Okay actually there are a number of CRAN-based roadblocks at the moment (no least the fact there is no R-devel installer available for Mac at the moment), so let's also teach participants that installing from github is easy and a much better way to get an updated version of the package.

Is that okay with you @jjrob?

jjrob commented 8 years ago

That is ok with me. It may be a bit excessively nerdy for the not-so-nerdy in the room, but the nerds will probably enjoy the process.

jjrob commented 8 years ago

I forgot to say that it might not actually be possible. I think on Windows you have to have RTools installed in order to install from github. I don't know if the lab machines will have RTools, and if they don't, I can't remember if you have to be an admin to install RTools. (I don't think so.) Or whether we want to endure the complexity of that.

Anyway, we need to be sure to investigate a github install on Windows. (I haven't done it in a few months so I forget.)

jjrob commented 8 years ago

There is also the possibility of just patching the problem file, on the fly.

dill commented 8 years ago

oh crap. Okay, well let me think about that...

dill commented 8 years ago

Okay, another option is to just not talk about dsm.var.prop in slides/9-variance.* or exercises/5-variance.Rmd and save this for the advanced topics lecture? Given this is legitimately an advanced topic, I think this might be a better solution. Thoughts?

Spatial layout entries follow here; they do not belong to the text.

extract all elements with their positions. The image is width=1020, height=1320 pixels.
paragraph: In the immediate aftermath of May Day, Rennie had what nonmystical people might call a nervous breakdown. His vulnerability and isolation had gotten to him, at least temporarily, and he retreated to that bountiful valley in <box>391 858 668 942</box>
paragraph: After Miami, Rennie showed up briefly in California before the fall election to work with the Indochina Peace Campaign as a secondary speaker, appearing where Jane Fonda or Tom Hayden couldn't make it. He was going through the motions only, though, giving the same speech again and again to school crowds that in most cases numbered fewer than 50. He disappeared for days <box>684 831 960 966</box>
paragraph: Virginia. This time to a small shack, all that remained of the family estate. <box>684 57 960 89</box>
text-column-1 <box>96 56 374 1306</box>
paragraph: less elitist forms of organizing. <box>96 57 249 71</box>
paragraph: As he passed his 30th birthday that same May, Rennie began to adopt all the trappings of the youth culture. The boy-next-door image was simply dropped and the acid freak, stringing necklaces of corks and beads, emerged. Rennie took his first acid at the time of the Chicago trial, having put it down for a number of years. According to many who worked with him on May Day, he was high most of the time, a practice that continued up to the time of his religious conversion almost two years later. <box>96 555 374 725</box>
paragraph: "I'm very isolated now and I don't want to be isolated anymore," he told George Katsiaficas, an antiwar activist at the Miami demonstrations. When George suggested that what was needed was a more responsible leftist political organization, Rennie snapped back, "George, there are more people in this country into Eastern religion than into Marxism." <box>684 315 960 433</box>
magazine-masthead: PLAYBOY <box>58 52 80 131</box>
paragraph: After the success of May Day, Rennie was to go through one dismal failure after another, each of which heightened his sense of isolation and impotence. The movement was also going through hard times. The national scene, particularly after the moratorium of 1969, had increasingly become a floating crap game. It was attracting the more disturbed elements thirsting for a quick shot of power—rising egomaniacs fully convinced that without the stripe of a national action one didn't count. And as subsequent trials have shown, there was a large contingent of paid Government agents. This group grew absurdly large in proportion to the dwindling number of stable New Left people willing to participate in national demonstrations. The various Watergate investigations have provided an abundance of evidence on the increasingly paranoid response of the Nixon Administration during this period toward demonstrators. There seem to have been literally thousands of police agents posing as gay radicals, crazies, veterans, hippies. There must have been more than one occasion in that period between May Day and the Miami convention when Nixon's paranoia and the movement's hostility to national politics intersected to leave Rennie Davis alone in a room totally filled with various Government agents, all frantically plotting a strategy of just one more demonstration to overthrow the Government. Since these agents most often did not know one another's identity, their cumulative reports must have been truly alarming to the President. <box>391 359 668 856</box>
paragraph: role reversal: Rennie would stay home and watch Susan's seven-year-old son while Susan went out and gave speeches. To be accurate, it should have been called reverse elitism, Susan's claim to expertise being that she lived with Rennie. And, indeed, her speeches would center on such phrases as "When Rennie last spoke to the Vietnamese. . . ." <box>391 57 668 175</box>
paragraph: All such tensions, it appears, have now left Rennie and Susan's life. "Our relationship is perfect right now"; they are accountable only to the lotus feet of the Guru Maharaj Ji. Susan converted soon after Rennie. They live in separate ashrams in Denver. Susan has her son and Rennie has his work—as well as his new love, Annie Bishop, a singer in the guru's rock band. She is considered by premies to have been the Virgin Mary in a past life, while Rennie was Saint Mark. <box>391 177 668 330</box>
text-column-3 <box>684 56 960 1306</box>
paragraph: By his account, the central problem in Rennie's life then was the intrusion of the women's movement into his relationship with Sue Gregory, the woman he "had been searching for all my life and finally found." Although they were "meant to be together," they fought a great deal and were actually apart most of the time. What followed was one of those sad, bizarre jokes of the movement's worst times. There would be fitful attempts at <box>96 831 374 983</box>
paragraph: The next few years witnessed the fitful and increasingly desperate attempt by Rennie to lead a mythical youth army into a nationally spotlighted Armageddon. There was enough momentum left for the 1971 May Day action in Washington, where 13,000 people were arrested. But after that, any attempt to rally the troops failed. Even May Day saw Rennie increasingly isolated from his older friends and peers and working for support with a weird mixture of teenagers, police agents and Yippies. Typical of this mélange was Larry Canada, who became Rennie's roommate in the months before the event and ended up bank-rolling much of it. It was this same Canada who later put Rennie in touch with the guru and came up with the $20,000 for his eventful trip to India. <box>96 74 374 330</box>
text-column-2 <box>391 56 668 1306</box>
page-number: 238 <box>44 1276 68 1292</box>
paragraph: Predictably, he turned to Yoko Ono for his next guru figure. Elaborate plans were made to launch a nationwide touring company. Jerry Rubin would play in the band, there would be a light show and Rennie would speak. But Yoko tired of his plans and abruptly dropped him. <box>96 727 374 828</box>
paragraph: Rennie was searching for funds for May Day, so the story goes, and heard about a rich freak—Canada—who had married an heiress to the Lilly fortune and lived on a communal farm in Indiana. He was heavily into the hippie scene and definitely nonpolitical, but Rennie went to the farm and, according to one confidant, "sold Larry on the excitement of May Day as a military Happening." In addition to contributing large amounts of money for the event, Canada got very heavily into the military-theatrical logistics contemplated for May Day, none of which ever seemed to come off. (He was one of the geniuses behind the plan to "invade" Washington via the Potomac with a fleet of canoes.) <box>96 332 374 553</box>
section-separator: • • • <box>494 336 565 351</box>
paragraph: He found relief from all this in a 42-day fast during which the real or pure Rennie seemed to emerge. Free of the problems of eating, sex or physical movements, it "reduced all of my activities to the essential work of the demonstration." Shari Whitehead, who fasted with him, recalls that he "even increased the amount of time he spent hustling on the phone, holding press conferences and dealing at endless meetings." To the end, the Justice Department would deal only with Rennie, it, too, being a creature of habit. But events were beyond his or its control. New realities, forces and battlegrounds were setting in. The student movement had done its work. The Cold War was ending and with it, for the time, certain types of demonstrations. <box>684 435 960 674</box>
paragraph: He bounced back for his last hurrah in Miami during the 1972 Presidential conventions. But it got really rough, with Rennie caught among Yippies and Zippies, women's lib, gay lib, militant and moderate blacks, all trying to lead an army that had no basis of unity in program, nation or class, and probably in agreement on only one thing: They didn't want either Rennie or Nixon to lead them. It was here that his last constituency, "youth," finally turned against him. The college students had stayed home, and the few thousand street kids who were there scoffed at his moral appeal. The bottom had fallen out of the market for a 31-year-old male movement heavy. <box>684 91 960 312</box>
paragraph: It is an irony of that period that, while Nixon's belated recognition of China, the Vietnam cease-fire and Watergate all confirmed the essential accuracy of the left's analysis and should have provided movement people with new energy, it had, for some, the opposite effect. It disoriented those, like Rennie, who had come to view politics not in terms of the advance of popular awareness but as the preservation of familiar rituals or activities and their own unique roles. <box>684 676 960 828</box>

jjrob commented 8 years ago

Can we talk a bit more about the bug? I think the difference between dsm.var.prop and dsm.var.gam is pretty important, especially because it is not explained in the literature very well (that I know of) in terms that ecologists with modest statistical experience will understand. E.g. Williams et al. (2011) kind of hand waves about it, while the appendix in your recent overview paper contains scary equations. I think it is good to have something in between, and to let people play with it. the current 5-variance material does that pretty well.

I'm on skype.

jjrob commented 8 years ago

Ok just re-read Williams et al. (2011) and must retract what I said about hand waving. It is the other category--to hard for non-statisticians to understand. As soon as you start talking about things like, e.g., design matrices and Hessians, you have lost people.

dill commented 8 years ago

Solution:

  1. Make binary using winbuilder and R CMD BUILD on Mac for Mac/Linux.
  2. Download via github release
  3. Install from local zip in RStudio

or install via devtools::install_github("DistanceDevelopment/dsm")

(BUT the code does work if you fit the model during the variance exercises, this is an R environment/workspace issue :sob:.)

dill commented 8 years ago

(Justification for using this approach is that it's actually more realistic for users than either leaving out the content or "monkey patching" dsm -- the package will be updated, the updates take a long time to go on CRAN.)

dill commented 8 years ago

Windows binary online here, need to test on fresh machine.